L’œuvre est finalement achevée en 1898, et le plâtre est présenté au Salon de la Société Nationale des Beaux-Arts et exposé dans la grande Galerie des Machines. La surprise et l’incompréhension du public face à cette œuvre audacieuse sont largement relayées et amplifiées par la critique. Les membres de la Sociétés des gens de lettres figurent bien entendu parmi la foule des visiteurs : son président Henry Houssaye (1848-1911), historien critique d’art et critique littéraire ; Raoul de Saint-Arroman, journaliste et dramaturge, auteur d’un essai intitulé La gravure à l’eau forte paru en 1876 ; Henri Lavedan (1859-1940), journaliste anti-dreyfisard, auteur de théâtre et de romans ; ou encore Alfred Duquet, avocat et historien.

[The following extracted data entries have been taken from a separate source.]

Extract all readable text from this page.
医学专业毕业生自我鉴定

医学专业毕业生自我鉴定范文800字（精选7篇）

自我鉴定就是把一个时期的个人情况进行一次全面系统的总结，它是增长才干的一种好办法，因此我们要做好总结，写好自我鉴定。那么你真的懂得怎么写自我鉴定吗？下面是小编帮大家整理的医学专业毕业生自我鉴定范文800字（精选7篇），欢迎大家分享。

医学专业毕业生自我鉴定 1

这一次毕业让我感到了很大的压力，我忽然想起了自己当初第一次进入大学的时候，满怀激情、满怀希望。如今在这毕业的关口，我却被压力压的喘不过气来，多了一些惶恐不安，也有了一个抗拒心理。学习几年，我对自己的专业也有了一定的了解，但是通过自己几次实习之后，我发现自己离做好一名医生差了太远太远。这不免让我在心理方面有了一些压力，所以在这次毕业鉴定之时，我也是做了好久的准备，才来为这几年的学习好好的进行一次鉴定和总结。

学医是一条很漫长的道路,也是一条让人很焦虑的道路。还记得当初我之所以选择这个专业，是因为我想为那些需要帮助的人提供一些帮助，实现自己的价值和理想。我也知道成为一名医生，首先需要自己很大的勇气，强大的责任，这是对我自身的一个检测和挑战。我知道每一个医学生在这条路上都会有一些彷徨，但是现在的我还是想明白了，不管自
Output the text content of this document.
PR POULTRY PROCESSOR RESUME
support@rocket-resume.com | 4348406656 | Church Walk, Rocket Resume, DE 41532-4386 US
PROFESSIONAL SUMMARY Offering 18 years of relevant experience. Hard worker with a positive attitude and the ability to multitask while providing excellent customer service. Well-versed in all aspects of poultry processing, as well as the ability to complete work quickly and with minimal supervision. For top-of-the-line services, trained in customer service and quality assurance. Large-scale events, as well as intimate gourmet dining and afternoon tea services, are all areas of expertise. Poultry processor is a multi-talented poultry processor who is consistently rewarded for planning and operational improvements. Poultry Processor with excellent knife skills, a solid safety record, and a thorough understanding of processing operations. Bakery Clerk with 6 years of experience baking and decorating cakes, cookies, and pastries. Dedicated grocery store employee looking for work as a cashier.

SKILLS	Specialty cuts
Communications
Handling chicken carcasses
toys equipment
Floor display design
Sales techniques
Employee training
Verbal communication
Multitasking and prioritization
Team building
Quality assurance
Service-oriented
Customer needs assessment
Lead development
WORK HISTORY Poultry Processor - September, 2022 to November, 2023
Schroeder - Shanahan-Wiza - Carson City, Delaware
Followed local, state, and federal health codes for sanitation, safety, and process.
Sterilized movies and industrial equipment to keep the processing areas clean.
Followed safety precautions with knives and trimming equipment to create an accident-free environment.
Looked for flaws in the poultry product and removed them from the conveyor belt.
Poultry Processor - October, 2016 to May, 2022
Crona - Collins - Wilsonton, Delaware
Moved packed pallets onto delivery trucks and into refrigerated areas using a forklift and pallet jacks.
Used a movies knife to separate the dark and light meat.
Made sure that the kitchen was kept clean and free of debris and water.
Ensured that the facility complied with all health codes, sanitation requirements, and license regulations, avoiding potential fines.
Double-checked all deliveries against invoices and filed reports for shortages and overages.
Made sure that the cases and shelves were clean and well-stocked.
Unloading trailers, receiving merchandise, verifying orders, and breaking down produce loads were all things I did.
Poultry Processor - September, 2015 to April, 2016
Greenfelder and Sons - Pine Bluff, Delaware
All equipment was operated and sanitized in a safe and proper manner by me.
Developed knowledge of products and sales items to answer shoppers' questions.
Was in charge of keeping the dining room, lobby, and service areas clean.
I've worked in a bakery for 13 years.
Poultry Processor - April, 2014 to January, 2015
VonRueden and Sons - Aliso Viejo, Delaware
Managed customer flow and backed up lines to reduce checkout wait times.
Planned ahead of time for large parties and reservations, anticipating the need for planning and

À l’issue des débats au sein de la Société des gens de lettres, le monument de Rodin, comme on pouvait s’y attendre, se voit refusé.

Si le Monument à Victor Hugo, lui aussi refusé, a tout de même connu une réception favorable lorsqu’il a été présenté au Salon l’année précédente, il faudra, en dépit des admirateurs et soutiens de Rodin, plusieurs décennies pour que le Balzac fasse enfin l’objet d’une reconnaissance publique : fondu en 1936, le monument en l’honneur du grand écrivain ne sera inauguré à Paris, à l’angle des boulevards Raspail et du Montparnasse, que le 1er juillet 1939.